I was struck by that also. But it actually might be a realistic figure. I’m more than a little familiar with the challenges of hillside development. (We built a companion unit on a sloped hill.) I assume this “grading and design” included the following:
I was wondering about that.. but I have also built on a hillside, and there are two areas you get really hit, but not this bad. If you are keeping with fairly ‘standard’ construction and standard building code, these costs are severely reduced. The soils engineer was not that much of a problem for us, though we did multiple perk tests(septic in that area) and had the soils engineer out as we were drilling the holes for the perk (this way he can look at the drill tailings). The work I was dealing with was where the house was on a slope, hitting bedrock on one side at 2 feet. This meant that the whole house had to be on bedrock (foundation flex issues). We had to go down over 8 feet on the other side of the house (thankfully the backhoe with the extending boom could just reach the bedrock on that side, but it was touch and go. 9 cubic yards of concrete in one corner 8-( .).

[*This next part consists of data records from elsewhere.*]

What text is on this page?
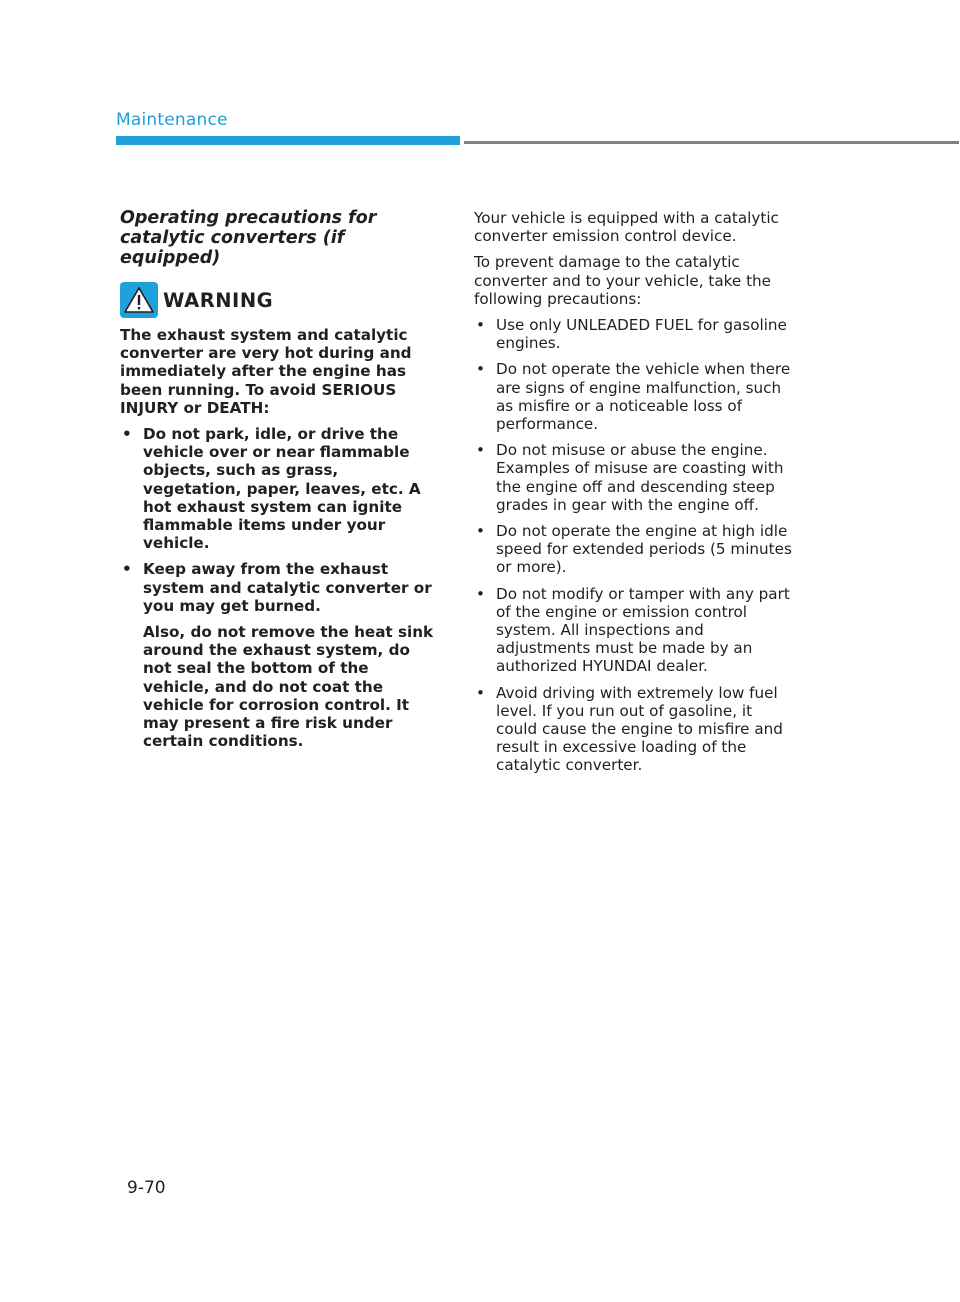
Maintenance
Operating precautions for catalytic converters (if equipped)
WARNING

The exhaust system and catalytic converter are very hot during and immediately after the engine has been running. To avoid SERIOUS INJURY or DEATH:

• Do not park, idle, or drive the vehicle over or near flammable objects, such as grass, vegetation, paper, leaves, etc. A hot exhaust system can ignite flammable items under your vehicle.
• Keep away from the exhaust system and catalytic converter or you may get burned.
Also, do not remove the heat sink around the exhaust system, do not seal the bottom of the vehicle, and do not coat the vehicle for corrosion control. It may present a fire risk under certain conditions.

Your vehicle is equipped with a catalytic converter emission control device.

To prevent damage to the catalytic converter and to your vehicle, take the following precautions:

• Use only UNLEADED FUEL for gasoline engines.
• Do not operate the vehicle when there are signs of engine malfunction, such as misfire or a noticeable loss of performance.
• Do not misuse or abuse the engine. Examples of misuse are coasting with the engine off and descending steep grades in gear with the engine off.
• Do not operate the engine at high idle speed for extended periods (5 minutes or more).
• Do not modify or tamper with any part of the engine or emission control system. All inspections and adjustments must be made by an authorized HYUNDAI dealer.
• Avoid driving with extremely low fuel level. If you run out of gasoline, it could cause the engine to misfire and result in excessive loading of the catalytic converter.
9-70
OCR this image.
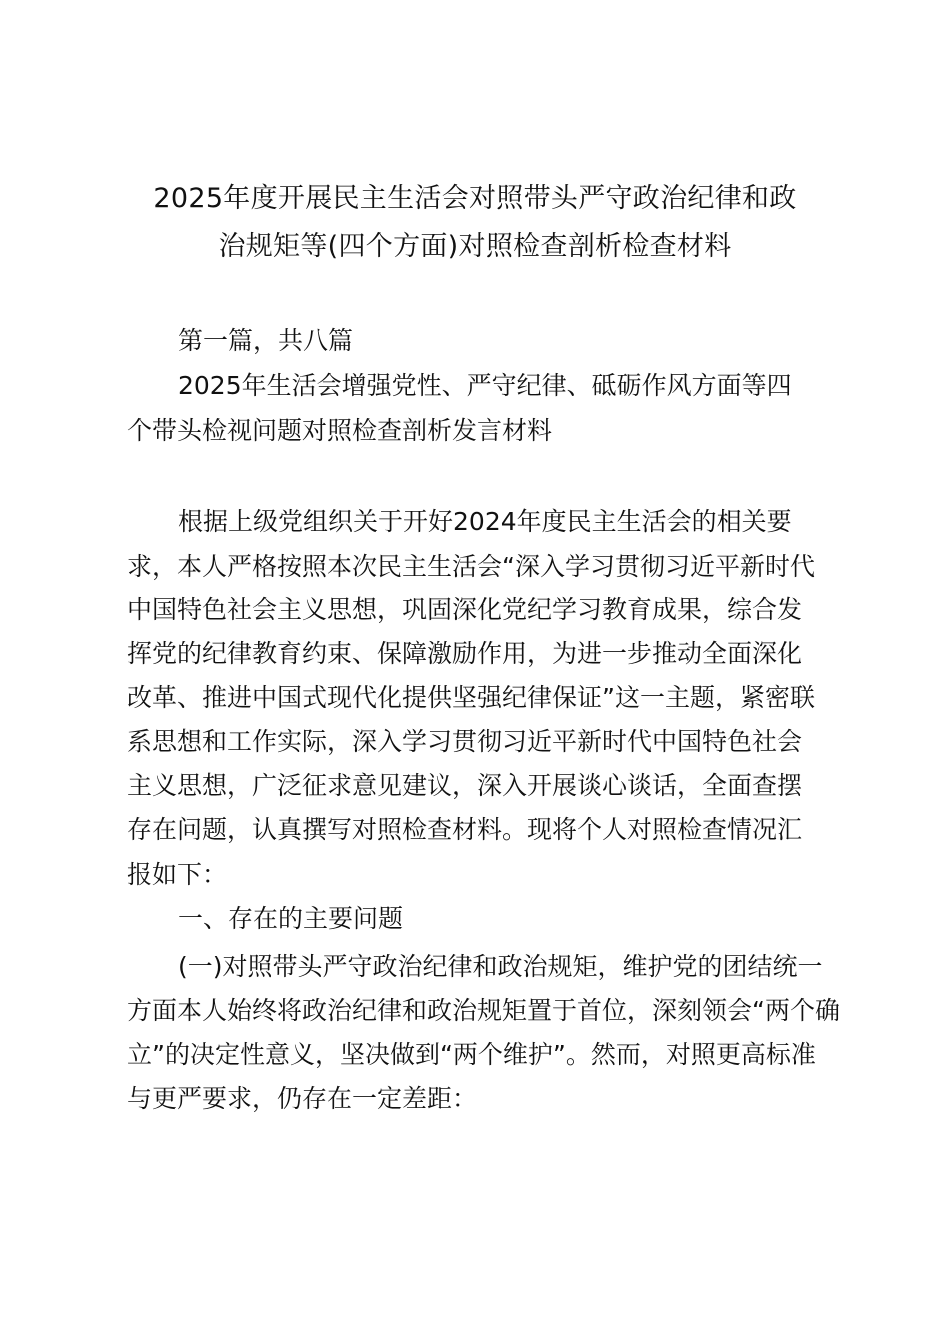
2025年度开展民主生活会对照带头严守政治纪律和政
治规矩等(四个方面)对照检查剖析检查材料

第一篇，共八篇

2025年生活会增强党性、严守纪律、砥砺作风方面等四

个带头检视问题对照检查剖析发言材料

根据上级党组织关于开好2024年度民主生活会的相关要

求，本人严格按照本次民主生活会“深入学习贯彻习近平新时代

中国特色社会主义思想，巩固深化党纪学习教育成果，综合发

挥党的纪律教育约束、保障激励作用，为进一步推动全面深化

改革、推进中国式现代化提供坚强纪律保证”这一主题，紧密联

系思想和工作实际，深入学习贯彻习近平新时代中国特色社会

主义思想，广泛征求意见建议，深入开展谈心谈话，全面查摆

存在问题，认真撰写对照检查材料。现将个人对照检查情况汇

报如下：

一、存在的主要问题

(一)对照带头严守政治纪律和政治规矩，维护党的团结统一

方面本人始终将政治纪律和政治规矩置于首位，深刻领会“两个确

立”的决定性意义，坚决做到“两个维护”。然而，对照更高标准

与更严要求，仍存在一定差距：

The last kicks in (OSHA) if there are footings of a certain depth or if retaining walls are a certain height. 5 or 6 feet from top of wall to bottom of footing. If you’re building on a hillside, you have big retaining walls to secure the building pad.
Did one of those two. House was dug into hillside, slope intersected at 10 feet for almost the entire width of the house. ‘Retaining wall’ was also back wall of house for the first story.
With 3 houses on similar situations above, we didn’t hit $250k(inflation adjusted) on the total..
Considering what I read about the kids right before my post.. I wonder if the parents are the type of people who keep changing their mind on the design and layout, and try to change the grading plan when the dozers are already there and working. Great way to run up the costs.. (when building a house, got to get a plan and stick to it).